Robotex2012-10-12 02:26:01

Mathematics

Robotex, 2012-10-12 02:26:01

Many times I have seen applications that automatically adjust what is sung into the microphone in such a way that the voice falls into the notes. How are they arranged? What algorithms are they based on?

Reply

Answer the question

In order to leave comments, you need to log in

2 answer(s)

M

merlin-vrn, 2012-10-12
@merlin-vrn

1. Gate
Determines if there is a signal at the input. Usually adaptive.

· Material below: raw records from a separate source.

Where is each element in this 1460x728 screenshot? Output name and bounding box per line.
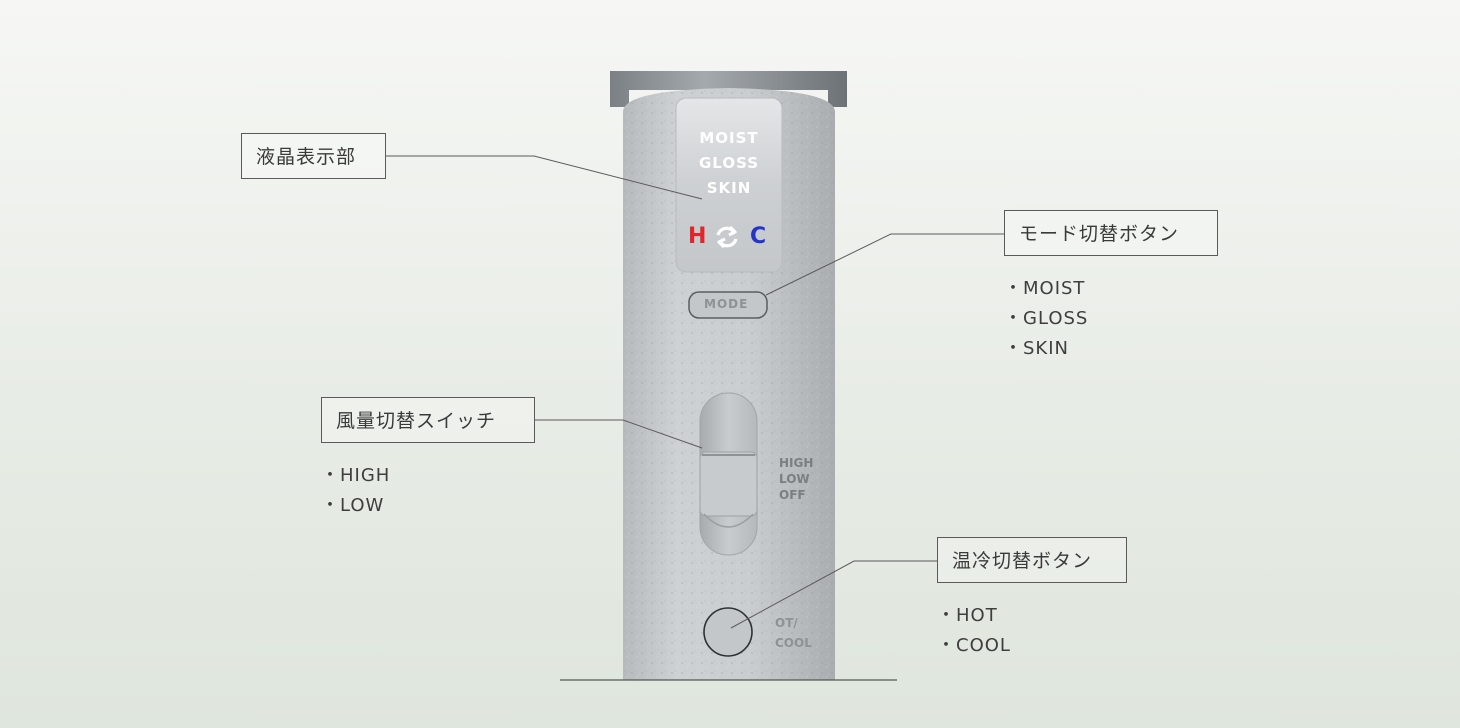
airflow-option-low: LOW (321, 491, 390, 521)
leader-line-temp (730, 560, 937, 629)
leader-line-mode (765, 233, 1004, 296)
switch-label-high: HIGH (779, 456, 814, 470)
switch-label-low: LOW (779, 472, 810, 486)
sync-icon (716, 225, 738, 249)
switch-label-off: OFF (779, 488, 806, 502)
hotcool-button-shape (703, 607, 753, 657)
temp-option-hot: HOT (937, 601, 1011, 631)
hotcool-label-bottom: COOL (775, 636, 812, 650)
mode-option-moist: MOIST (1004, 274, 1088, 304)
airflow-options-list: HIGH LOW (321, 461, 390, 521)
callout-lcd-display: 液晶表示部 (241, 133, 386, 179)
callout-mode-button: モード切替ボタン (1004, 210, 1218, 256)
callout-airflow-switch: 風量切替スイッチ (321, 397, 535, 443)
hotcool-button-label: OT/ COOL (775, 613, 812, 653)
mode-option-skin: SKIN (1004, 334, 1088, 364)
lcd-mode-moist: MOIST (699, 129, 759, 147)
lcd-mode-list: MOIST GLOSS SKIN (676, 126, 782, 201)
temp-options-list: HOT COOL (937, 601, 1011, 661)
leader-line-lcd (386, 155, 703, 200)
temp-option-cool: COOL (937, 631, 1011, 661)
lcd-mode-gloss: GLOSS (698, 154, 760, 172)
hotcool-label-top: OT/ (775, 616, 798, 630)
callout-temp-button: 温冷切替ボタン (937, 537, 1127, 583)
lcd-cool-indicator: C (750, 224, 767, 249)
airflow-switch-labels: HIGH LOW OFF (779, 455, 813, 503)
mode-options-list: MOIST GLOSS SKIN (1004, 274, 1088, 364)
mode-option-gloss: GLOSS (1004, 304, 1088, 334)
lcd-mode-skin: SKIN (706, 179, 752, 197)
mode-button-label: MODE (704, 297, 749, 311)
leader-line-airflow (535, 419, 703, 449)
lcd-hot-indicator: H (688, 224, 707, 249)
lcd-window (676, 98, 782, 272)
airflow-option-high: HIGH (321, 461, 390, 491)
mode-button-shape (688, 291, 768, 319)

If there is no signal, the logic of analysis and change does not work, the signal from the input is simply delayed by an algorithmic delay (tens of ms) and copied to the output.
2. Analysis
Quite simply. FFT, the tone parts (cord harmonics) and formants are separated. The tone frequency of the harmonic part is analyzed.
It is calculated how to change this frequency. (There may be several approaches here.)
3. Operations
The tone part is shifted. Formants remain. Then it's all reassembled
. The whole algorithm gives some delay, the size of which is related to the size of the FFT window. They also do window coverings. In general, the delay is usually more than a window twice.
The modes of operation are:
- Automatic pull-up when the frequency is replaced by the frequency of the nearest exact tone. For example, if your sound is 1/8 higher than the “Do” note of the first octave, it will be lowered to an exact match with this note
– “Guided” pull-up (guided, midi mode). Sound and a MIDI stream of notes are sent to the program, to which everything is attracted. So you can even sing monotonously, and the program will make a melody out of it.
- You can just add a copy "three semitones higher." The vocalist sings alone, but sounds like "with a backing vocal".
- You can do it this way: you sing alone, and hold a chord on the MIDI keyboard. All notes of the chord are sent to the program. This starts several processes of the operation, and the result is summarized. It turns out that you sing this chord in chorus with yourself. When used properly, the results are amazing.
In general, this approach - formant synthesis - is used to distort the sound (vocoder), but since in this case we take a natural voice and leave the formants, the sound is also more like a natural one.
Something like this.

M

mydoom, 2012-10-12
@mydoom

Somehow I thought about this question, I didn’t bother to google it, so I’m talking from the bulldozer, if I’m wrong, please correct me.
The algorithm is something like this - we take a recording, cut off the background to leave only the voice, then the Fourier transform, and we pull up the harmonics that make up the voice to the desired frequencies, which correspond to the steps of the scale that we want to get.